We love this tasty dinner. It’s quick to prepare, making it a great (and yummy!) meal when you’re running late. You’ll love the easy cleanup, too! —Joan Hallford, North Richland Hills, Texas
  • Total Time
    Prep/Total Time: 25 min.
  • Makes
    4 servings

Ingredients

  • 1-1/2 cups instant brown rice
  • 1 pound extra-lean ground turkey
  • 1 medium onion, chopped
  • 1-1/2 cups salsa
  • 1 can (8 ounces) no-salt-added tomato sauce
  • 1 teaspoon reduced-sodium chicken bouillon granules
  • 1/4 teaspoon salt
  • 1/4 cup shredded reduced-fat cheddar cheese
  • 1/4 cup reduced-fat sour cream
  • Optional toppings: chopped tomatoes, baked tortilla chips and sliced ripe olives

Directions

  • Cook rice according to package directions. Meanwhile, in a large nonstick skillet coated with cooking spray, cook turkey and onion over medium heat 6-8 minutes or until turkey is no longer pink and onion is tender, breaking up turkey into crumbles. Add salsa, tomato sauce, bouillon and salt; heat through.
  • Serve with rice, cheese, sour cream and, if desired, toppings of your choice.
    Freeze option: Freeze cooled turkey mixture in freezer containers. To use, partially thaw in refrigerator overnight.
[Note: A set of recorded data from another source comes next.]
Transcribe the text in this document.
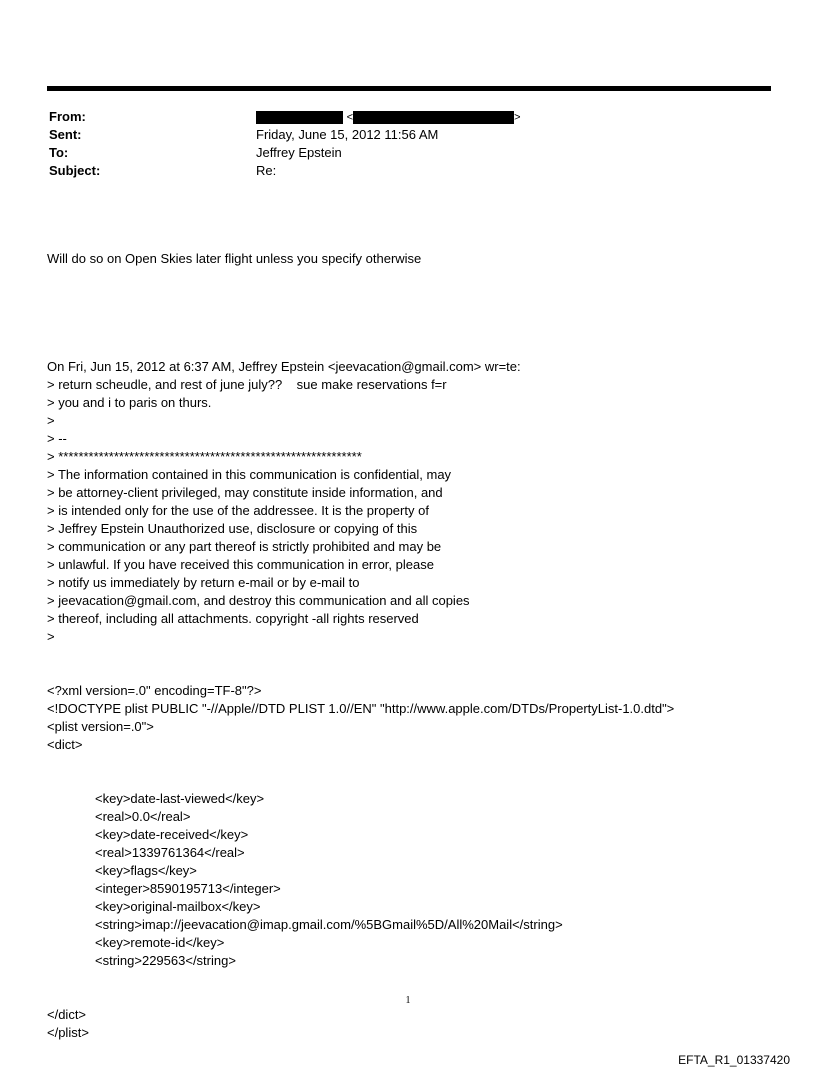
From:	<	>
Sent:	Friday, June 15, 2012 11:56 AM
To:	Jeffrey Epstein
Subject:	Re:

Will do so on Open Skies later flight unless you specify otherwise

On Fri, Jun 15, 2012 at 6:37 AM, Jeffrey Epstein <jeevacation@gmail.com> wr=te:
> return scheudle, and rest of june july??    sue make reservations f=r
> you and i to paris on thurs.
>
> --
> ************************************************************
> The information contained in this communication is confidential, may
> be attorney-client privileged, may constitute inside information, and
> is intended only for the use of the addressee. It is the property of
> Jeffrey Epstein Unauthorized use, disclosure or copying of this
> communication or any part thereof is strictly prohibited and may be
> unlawful. If you have received this communication in error, please
> notify us immediately by return e-mail or by e-mail to
> jeevacation@gmail.com, and destroy this communication and all copies
> thereof, including all attachments. copyright -all rights reserved
>

<?xml version=.0" encoding=TF-8"?>
<!DOCTYPE plist PUBLIC "-//Apple//DTD PLIST 1.0//EN" "http://www.apple.com/DTDs/PropertyList-1.0.dtd">
<plist version=.0">
<dict>

<key>date-last-viewed</key>
<real>0.0</real>
<key>date-received</key>
<real>1339761364</real>
<key>flags</key>
<integer>8590195713</integer>
<key>original-mailbox</key>
<string>imap://jeevacation@imap.gmail.com/%5BGmail%5D/All%20Mail</string>
<key>remote-id</key>
<string>229563</string>

</dict>
</plist>

1
EFTA_R1_01337420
Heat through in a saucepan, stirring occasionally and adding a little water or broth if necessary.
Nutrition Facts
1 cup turkey mixture with 3/4 cup rice (calculated without optional toppings): 354 calories, 5g fat (2g saturated fat), 55mg cholesterol, 732mg sodium, 40g carbohydrate (10g sugars, 3g fiber), 34g protein. Diabetic Exchanges: 4 lean meat, 2 starch, 2 vegetable, 1/2 fat.